In the past, the petrochemical industry dealt with waste catalysts by burying them, which was not only an unprofitable use of resources but also severely harmful to the ecological environment. A few years ago recycling technologies for waste catalysts began to be presented to the public, which brought about a brand new vision for the petrochemical industry.
Nevertheless, today recycling techniques for waste catalysts have enormous shortcomings. Although a portion of precious metals are recycled, the procedures produce other pollutants and also result in losses of other resources.
“It is certain that currently incineration techniques are used for the vast majority of waste catalyst recycling overseas to separate out a portion of the precious metals,” said Kenny Hsu, Managing Director of UWin Nanotech.
He pointed out that these burning techniques require putting the catalysts through incinerators; however, every time these incinerators are started they require large amounts of fuel, and they also produce exhaust fumes.
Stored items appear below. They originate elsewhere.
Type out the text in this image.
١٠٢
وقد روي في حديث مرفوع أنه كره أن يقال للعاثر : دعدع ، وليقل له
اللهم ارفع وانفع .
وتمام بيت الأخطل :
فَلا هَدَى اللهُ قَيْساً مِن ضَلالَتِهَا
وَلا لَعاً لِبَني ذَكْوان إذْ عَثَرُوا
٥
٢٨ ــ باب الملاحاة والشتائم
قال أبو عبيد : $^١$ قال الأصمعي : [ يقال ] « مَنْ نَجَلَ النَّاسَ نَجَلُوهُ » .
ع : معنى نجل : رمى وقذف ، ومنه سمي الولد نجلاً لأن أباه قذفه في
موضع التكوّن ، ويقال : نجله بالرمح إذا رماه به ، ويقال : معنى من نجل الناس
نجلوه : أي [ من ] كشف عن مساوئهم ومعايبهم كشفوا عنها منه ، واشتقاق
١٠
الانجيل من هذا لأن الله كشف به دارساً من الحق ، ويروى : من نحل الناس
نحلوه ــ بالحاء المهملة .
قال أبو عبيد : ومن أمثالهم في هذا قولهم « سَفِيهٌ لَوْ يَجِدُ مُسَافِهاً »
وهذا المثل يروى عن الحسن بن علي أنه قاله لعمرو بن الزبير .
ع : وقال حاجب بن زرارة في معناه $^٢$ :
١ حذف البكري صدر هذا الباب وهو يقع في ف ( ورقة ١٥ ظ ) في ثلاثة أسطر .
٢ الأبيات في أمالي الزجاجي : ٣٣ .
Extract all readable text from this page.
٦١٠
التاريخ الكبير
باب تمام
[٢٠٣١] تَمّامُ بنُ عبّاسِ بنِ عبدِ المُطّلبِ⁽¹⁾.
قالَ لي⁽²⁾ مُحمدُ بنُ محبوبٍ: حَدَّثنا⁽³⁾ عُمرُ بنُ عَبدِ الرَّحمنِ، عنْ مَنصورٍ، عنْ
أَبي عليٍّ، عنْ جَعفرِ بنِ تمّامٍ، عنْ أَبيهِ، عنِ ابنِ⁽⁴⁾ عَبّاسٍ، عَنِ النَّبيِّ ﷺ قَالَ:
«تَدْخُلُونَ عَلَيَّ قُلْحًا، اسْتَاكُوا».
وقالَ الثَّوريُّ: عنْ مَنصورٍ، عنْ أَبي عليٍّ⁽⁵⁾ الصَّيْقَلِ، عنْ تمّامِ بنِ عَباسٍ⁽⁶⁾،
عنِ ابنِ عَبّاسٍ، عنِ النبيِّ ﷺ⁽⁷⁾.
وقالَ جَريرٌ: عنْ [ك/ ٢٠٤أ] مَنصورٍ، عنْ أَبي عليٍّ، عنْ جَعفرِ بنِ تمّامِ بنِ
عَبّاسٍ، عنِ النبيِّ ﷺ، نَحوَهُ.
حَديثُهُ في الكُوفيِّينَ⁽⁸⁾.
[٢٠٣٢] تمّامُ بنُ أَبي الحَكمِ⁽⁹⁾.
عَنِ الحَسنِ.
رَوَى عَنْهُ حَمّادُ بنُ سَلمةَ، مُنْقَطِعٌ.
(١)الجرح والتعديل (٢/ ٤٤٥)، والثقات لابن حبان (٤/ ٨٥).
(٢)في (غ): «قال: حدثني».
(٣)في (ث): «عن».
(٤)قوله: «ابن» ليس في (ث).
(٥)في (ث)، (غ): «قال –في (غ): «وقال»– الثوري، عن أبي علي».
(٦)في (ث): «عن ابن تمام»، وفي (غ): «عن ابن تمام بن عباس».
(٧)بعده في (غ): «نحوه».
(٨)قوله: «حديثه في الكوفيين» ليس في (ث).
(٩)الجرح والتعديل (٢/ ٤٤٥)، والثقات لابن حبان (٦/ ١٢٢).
These methods not only deplete the Earth’s resources but there are also air pollution concerns with the exhaust fumes that they produce.
In addition, incineration methods thoroughly destroy substrates and cause the catalyst materials to lose any potential for being recycled.
In order to rectify these shortcomings and make waste catalyst recycling profitable and at the same time more friendly to the environment and people’s health, Uwin Nanotech has launched an environmentally-friendly stripping product especially designed for recycling precious metals in waste catalysts: UW-195. The product is an environmental stripping prescription which can quickly strip the precious metals palladium (Pd) and platinum (Pt) from waste catalysts at room temperature.
According to experiments at Uwin Nanotech, without being pulverized waste catalysts containing palladium can be obtained by this formula with a recycled rate of 2.83g Pd/Kg. If five thousand tons of waste catalysts are produced in a year, it can yield 14150 Kg of palladium, which is valued at over US$400 million.
“We take 2g of waste catalyst and soak it in 100ml of gold stripping solution (a 68% concentration of 50ml nitric acid mixed with 50ml of UW-195 gold stripping prescrption) at a 25℃ room temperature, and in only a few dozen seconds the palladium stripping is completed,” said Kenny.